Et personne n’apportait de contradiction. Le moyen, s’il vous plaît ?

Alors ceux qui se sentent plus immédiatement dominés par la puissance théâtrale de madame Dorval disaient que Jeanne Vaubernier, introduite dans les jardins de Louis XV sous le riche habit d’une comtesse, elle, la petite grisette à la lois si gauche et si décidée, était peut-être plus dans l’esprit de son personnage que la belle Suzanne mal déguisée en Suzon. Les enfantillages de madame Dorval ont moins de séduction peut-être que ceux de mademoiselle Mars, mais il font rire d’un rire plus franc et plus joyeux. On songe moins à l’admirer. Elle y songe si peu elle-même ! elle est si pénétrée de la situation qu’elle retrace ! elle oublie tellement l’amour-propre de la femme pour s’abandonner, ardente et généreuse qu’elle est, à la tâche enthousiaste de l’artiste !

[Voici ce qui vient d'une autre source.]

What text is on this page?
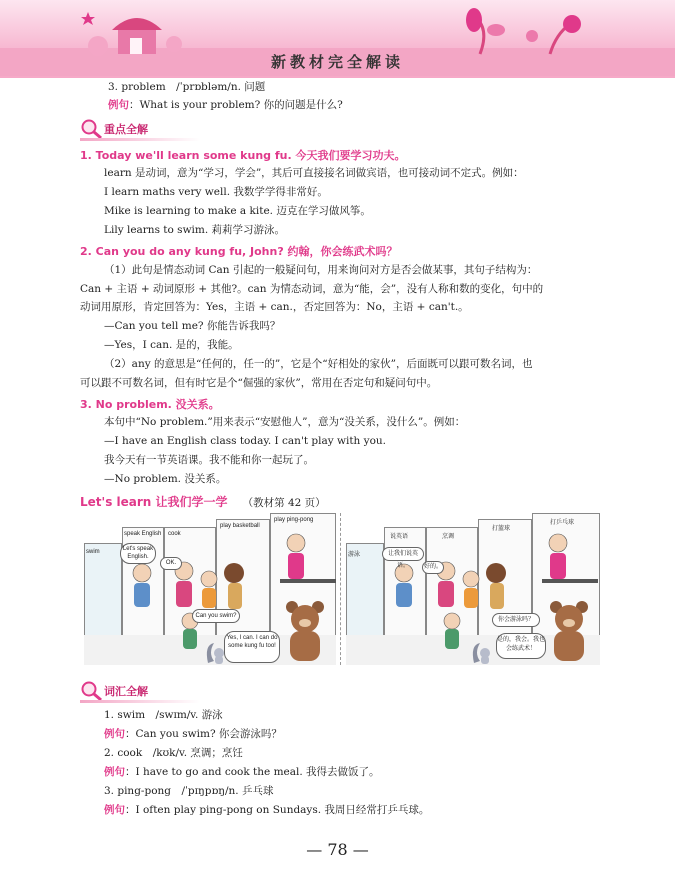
新教材完全解读
3. problem　/ˈprɒbləm/n. 问题
例句：What is your problem? 你的问题是什么?
重点全解
1. Today we'll learn some kung fu. 今天我们要学习功夫。
learn 是动词，意为“学习，学会”，其后可直接接名词做宾语，也可接动词不定式。例如：
I learn maths very well. 我数学学得非常好。
Mike is learning to make a kite. 迈克在学习做风筝。
Lily learns to swim. 莉莉学习游泳。
2. Can you do any kung fu, John? 约翰，你会练武术吗？
（1）此句是情态动词 Can 引起的一般疑问句，用来询问对方是否会做某事，其句子结构为：
Can + 主语 + 动词原形 + 其他?。can 为情态动词，意为“能，会”，没有人称和数的变化，句中的
动词用原形，肯定回答为：Yes，主语 + can.，否定回答为：No，主语 + can't.。
—Can you tell me? 你能告诉我吗？
—Yes，I can. 是的，我能。
（2）any 的意思是“任何的，任一的”，它是个“好相处的家伙”，后面既可以跟可数名词，也
可以跟不可数名词，但有时它是个“倔强的家伙”，常用在否定句和疑问句中。
3. No problem. 没关系。
本句中“No problem.”用来表示“安慰他人”，意为“没关系，没什么”。例如：
—I have an English class today. I can't play with you.
我今天有一节英语课。我不能和你一起玩了。
—No problem. 没关系。
Let's learn 让我们学一学 （教材第 42 页）
swim
speak English cook
play basketball
play ping-pong
Let's speak English.
OK.
Can you swim?
Yes, I can. I can do some kung fu too!
说英语
游泳
烹调
打篮球
打乒乓球
让我们说英语。	好的。
你会游泳吗？
是的，我会。我也会练武术！
词汇全解
1. swim　/swɪm/v. 游泳
例句：Can you swim? 你会游泳吗？
2. cook　/kʊk/v. 烹调；烹饪
例句：I have to go and cook the meal. 我得去做饭了。
3. ping-pong　/ˈpɪŋpɒŋ/n. 乒乓球
例句：I often play ping-pong on Sundays. 我周日经常打乒乓球。
— 78 —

Alors de belles femmes aux yeux bleus, au front droit et ferme, laissèrent échapper de leurs lèvres calmes et discrètes ces éloges épurés que mademoiselle Mars aime sans doute à mériter. Elles déclarèrent que le personnage de Clotilde[1] était le plus fermement tracé qui eut encore paru sur la scène moderne ; elles rappelèrent tous ces mots si solennellement vrais, toutes ces notes de l’âme si nettement attaquées et cette expression calme, profonde, ce recueillement presque religieux de la passion qui fermente, ces larmes du cœur qui ne vont pas jusqu’aux

  1. Dans le drame de Frédéric Soulié qui porte ce titre.